И быль и небылицы о Блоке и о себе | страница 12



В дождь Париж расцветает, словно серая роза...

Это у Волошина хорошо, очень в точку. Но, конечно, мои попытки сказать о Париже еще во много раз слабее, чем все прочие. Когда мне подмигивали в ответ на мое признание в любви к Парижу, "Ну да! Бульвары, модные магазины, кабачки на Монмартре! Хе-хе!..." - это было так мимо, что и не задевало обидой. Потом, в книгах я встречала ту же любовь к Парижу, но никогда хорошо в слово не уложившуюся. Потому что тут дело не только в искусстве, мысли или вообще интенсивности творческой энергии, а еще в чем-то многом другом. Но как его сказать? Если слову "вкус" придавать очень, очень большое значение, как мой брат Менделеев, который считал: неоспоримые преимущества французских математиков коренятся в том, что их формулы и вычисления всегда овеяны прежде всего вкусом, то и говоря о Париже, уместно было бы это слово. Но при условии полной договоренности с читателем и уверенности, что не будет подсунуто бытовое значение этого слова.

Я вернулась влюбленной в Париж, напоенная впечатлениями искусства, но и сильно увлеченная пестрой выставочной жизнью. И, конечно, очень, очень хорошо одетая во всякие парижские прелести. Денег у нас с мамой, как всегда, было не очень много, сейчас я не могу даже приблизительно вспомнить каких-нибудь цифр; но мы решительно поселились в маленьком бедном отельчике Мадлэны (rue Vignon, Hotel Vignon), таком старозаветном, что когда мы возвращались откуда-нибудь вечером, портье давал нам по подсвечнику с зажженной свечей, как у Бальзака!

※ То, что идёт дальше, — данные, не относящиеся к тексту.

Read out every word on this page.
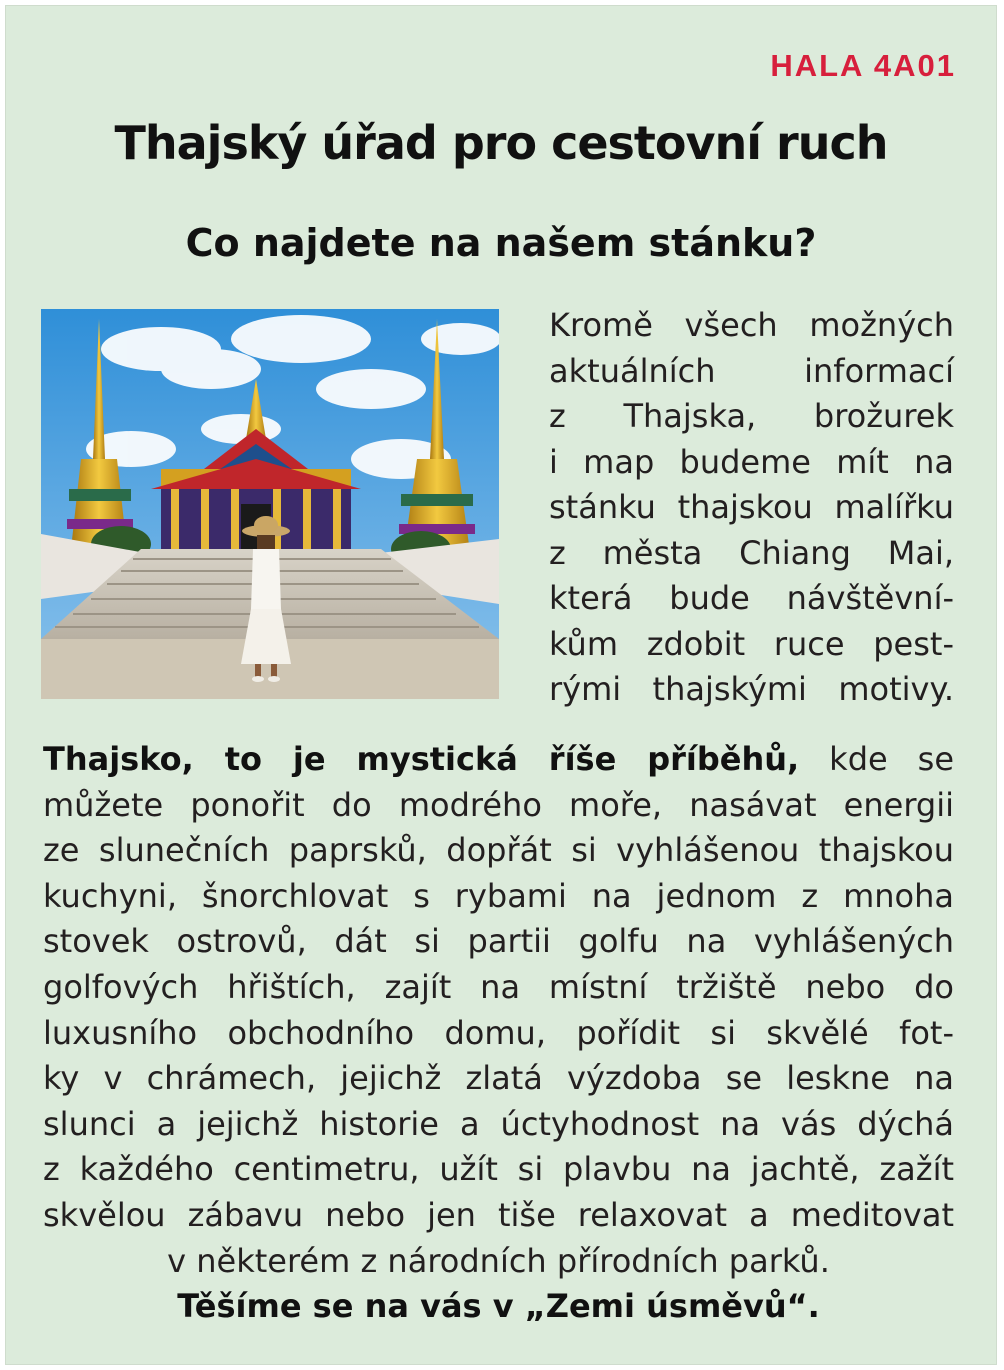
HALA 4A01
Thajský úřad pro cestovní ruch
Co najdete na našem stánku?
Kromě všech možných
aktuálních informací
z Thajska, brožurek
i map budeme mít na
stánku thajskou malířku
z města Chiang Mai,
která bude návštěvní-
kům zdobit ruce pest-
rými thajskými motivy.
Thajsko, to je mystická říše příběhů, kde se
můžete ponořit do modrého moře, nasávat energii
ze slunečních paprsků, dopřát si vyhlášenou thajskou
kuchyni, šnorchlovat s rybami na jednom z mnoha
stovek ostrovů, dát si partii golfu na vyhlášených
golfových hřištích, zajít na místní tržiště nebo do
luxusního obchodního domu, pořídit si skvělé fot-
ky v chrámech, jejichž zlatá výzdoba se leskne na
slunci a jejichž historie a úctyhodnost na vás dýchá
z každého centimetru, užít si plavbu na jachtě, zažít
skvělou zábavu nebo jen tiše relaxovat a meditovat
v některém z národních přírodních parků.
Těšíme se na vás v „Zemi úsměvů“.
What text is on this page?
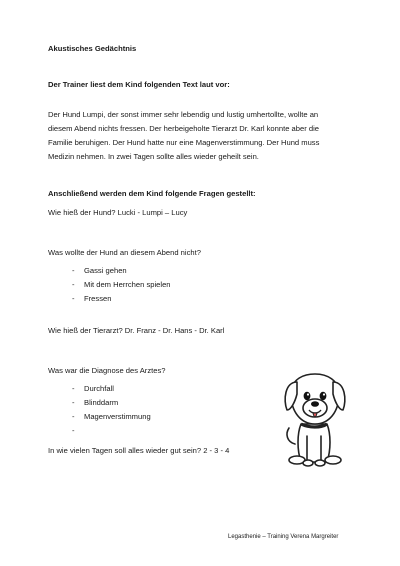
Akustisches Gedächtnis
Der Trainer liest dem Kind folgenden Text laut vor:
Der Hund Lumpi, der sonst immer sehr lebendig und lustig umhertollte, wollte an
diesem Abend nichts fressen. Der herbeigeholte Tierarzt Dr. Karl konnte aber die
Familie beruhigen. Der Hund hatte nur eine Magenverstimmung. Der Hund muss
Medizin nehmen. In zwei Tagen sollte alles wieder geheilt sein.
Anschließend werden dem Kind folgende Fragen gestellt:
Wie hieß der Hund? Lucki - Lumpi – Lucy
Was wollte der Hund an diesem Abend nicht?
- Gassi gehen
- Mit dem Herrchen spielen
- Fressen
Wie hieß der Tierarzt? Dr. Franz - Dr. Hans - Dr. Karl
Was war die Diagnose des Arztes?
- Durchfall
- Blinddarm
- Magenverstimmung
-
In wie vielen Tagen soll alles wieder gut sein? 2 - 3 - 4
Legasthenie – Training Verena Margreiter
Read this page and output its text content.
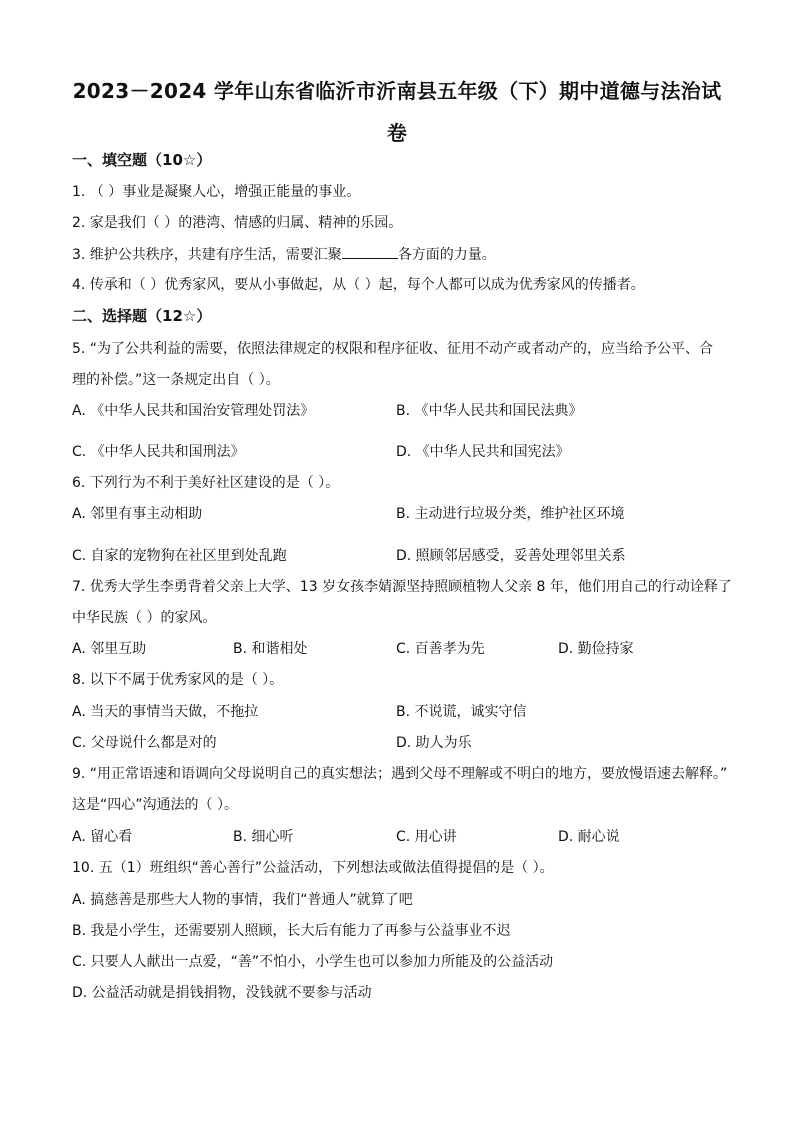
2023－2024 学年山东省临沂市沂南县五年级（下）期中道德与法治试
卷
一、填空题（10☆）
1. （ ）事业是凝聚人心，增强正能量的事业。
2. 家是我们（ ）的港湾、情感的归属、精神的乐园。
3. 维护公共秩序，共建有序生活，需要汇聚	各方面的力量。
4. 传承和（ ）优秀家风，要从小事做起，从（ ）起，每个人都可以成为优秀家风的传播者。
二、选择题（12☆）
5. “为了公共利益的需要，依照法律规定的权限和程序征收、征用不动产或者动产的，应当给予公平、合
理的补偿。”这一条规定出自（ ）。
A. 《中华人民共和国治安管理处罚法》	B. 《中华人民共和国民法典》
C. 《中华人民共和国刑法》	D. 《中华人民共和国宪法》
6. 下列行为不利于美好社区建设的是（ ）。
A. 邻里有事主动相助	B. 主动进行垃圾分类，维护社区环境
C. 自家的宠物狗在社区里到处乱跑	D. 照顾邻居感受，妥善处理邻里关系
7. 优秀大学生李勇背着父亲上大学、13 岁女孩李婧源坚持照顾植物人父亲 8 年，他们用自己的行动诠释了
中华民族（ ）的家风。
A. 邻里互助	B. 和谐相处	C. 百善孝为先	D. 勤俭持家
8. 以下不属于优秀家风的是（ ）。
A. 当天的事情当天做，不拖拉	B. 不说谎，诚实守信
C. 父母说什么都是对的	D. 助人为乐
9. “用正常语速和语调向父母说明自己的真实想法；遇到父母不理解或不明白的地方，要放慢语速去解释。”
这是“四心”沟通法的（ ）。
A. 留心看	B. 细心听	C. 用心讲	D. 耐心说
10. 五（1）班组织“善心善行”公益活动，下列想法或做法值得提倡的是（ ）。
A. 搞慈善是那些大人物的事情，我们“普通人”就算了吧
B. 我是小学生，还需要别人照顾，长大后有能力了再参与公益事业不迟
C. 只要人人献出一点爱，“善”不怕小，小学生也可以参加力所能及的公益活动
D. 公益活动就是捐钱捐物，没钱就不要参与活动
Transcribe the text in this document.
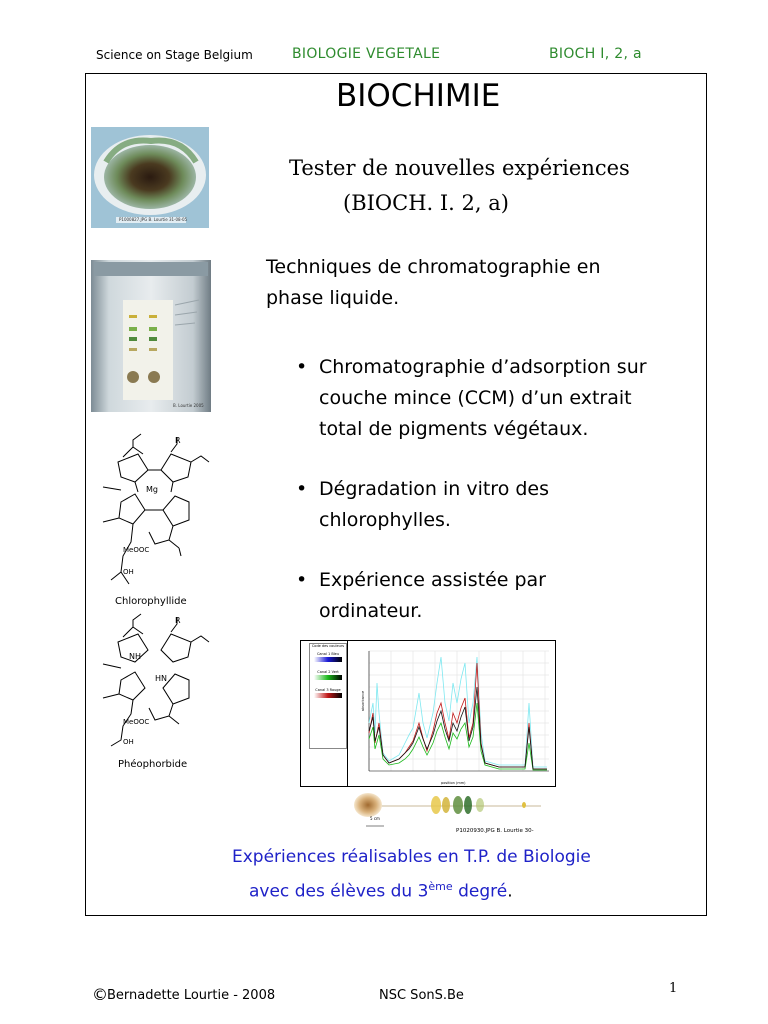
Science on Stage Belgium	BIOLOGIE VEGETALE	BIOCH I, 2, a
BIOCHIMIE
Tester de nouvelles expériences
(BIOCH. I. 2, a)
P1000827.JPG B. Lourtie 31-08-05
B. Lourtie 2005
Techniques de chromatographie en
phase liquide.
• Chromatographie d’adsorption sur
couche mince (CCM) d’un extrait
total de pigments végétaux.
• Dégradation in vitro des
chlorophylles.
• Expérience assistée par
ordinateur.
Mg
R
MeOOC
OH
Chlorophyllide
R
NH
HN
MeOOC
OH
Phéophorbide
Code des couleurs
Canal 1 Bleu
Canal 2 Vert
Canal 3 Rouge
absorbance
position (mm)
5 cm
P1020930.JPG B. Lourtie 30-
Expériences réalisables en T.P. de Biologie
avec des élèves du 3ème degré.
© Bernadette Lourtie - 2008	NSC SonS.Be	1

А на крутой лестнице и в узких коридорах везде было темно. Зато мы могли видеть все, что хотели, накупили много всяких столь отличных от всего не парижского мелочей и сшили у хорошей портнихи по "визитному платью". Т.е. тип того платья, в котором в Петербурге бывали в театре, в концертах и т.д. Мамино было черное, тончайшее суконное, мое такое же, но "blue pastel", как называла портниха. Это - очень матовый, приглушенный голубой цвет, чуть зеленоватый, чуть сероватый, ни светлый, ни темный. Лучше подобрать и нельзя было к моим волосам и цвету лица, которые так выигрывали, что раз в театре одна чопорная дама, в негодовании глядя на меня, нарочно громко сказала: "Боже, как намазана! А такая еще молоденькая!" А я была едва-едва напудрена. Платье жило у меня до осени 1902 года, когда оно участвовало в важных событиях.

Хоть я и поступила на курсы не очень убежденно, но с первых же шагов увлеклась многими лекциями и профессорами, слушала не только свой 1 курс, но и на старших. Платонов, Шляпкин, Ростовцев каждый по-разному открывали научные перспективы, которые пленяли меня скорее романтически, художественно, чем строго научно. Рассказы Платонова, его аргументация была сдержанно пламенна, его слушали, затаив дыхание. Шляпкин, наоборот, так фамильярно чувствовал себя со всяким писателем, о ком говорил, во всякой эпохе, что в этом была своеобразная прелесть, эпоха становилась знакомой, не книжной. Ростовцев был красноречив, несмотря на то, что картавил, и его "пегиоды, базы, этапы" выслушивались с легкостью благодаря интенсивной, громкой, внедряющейся речи. Но кем я увлекалась целиком это А. И. Введенским. Тут мои запросы нашли настоящую пищу. Неокритицизм помог найти место для всех моих мыслей, освободил всегда живущую во мне веру, и указал границы "достоверного познания" и его ценность. Все это было мне очень нужно, всем этим я мучилась. Я слушала лекции и старших курсов по философии и с увлечением занималась и своим курсом, психологией, так как меня очень забавляла возможность свести "психологию" (!) к экспериментальным мелочам.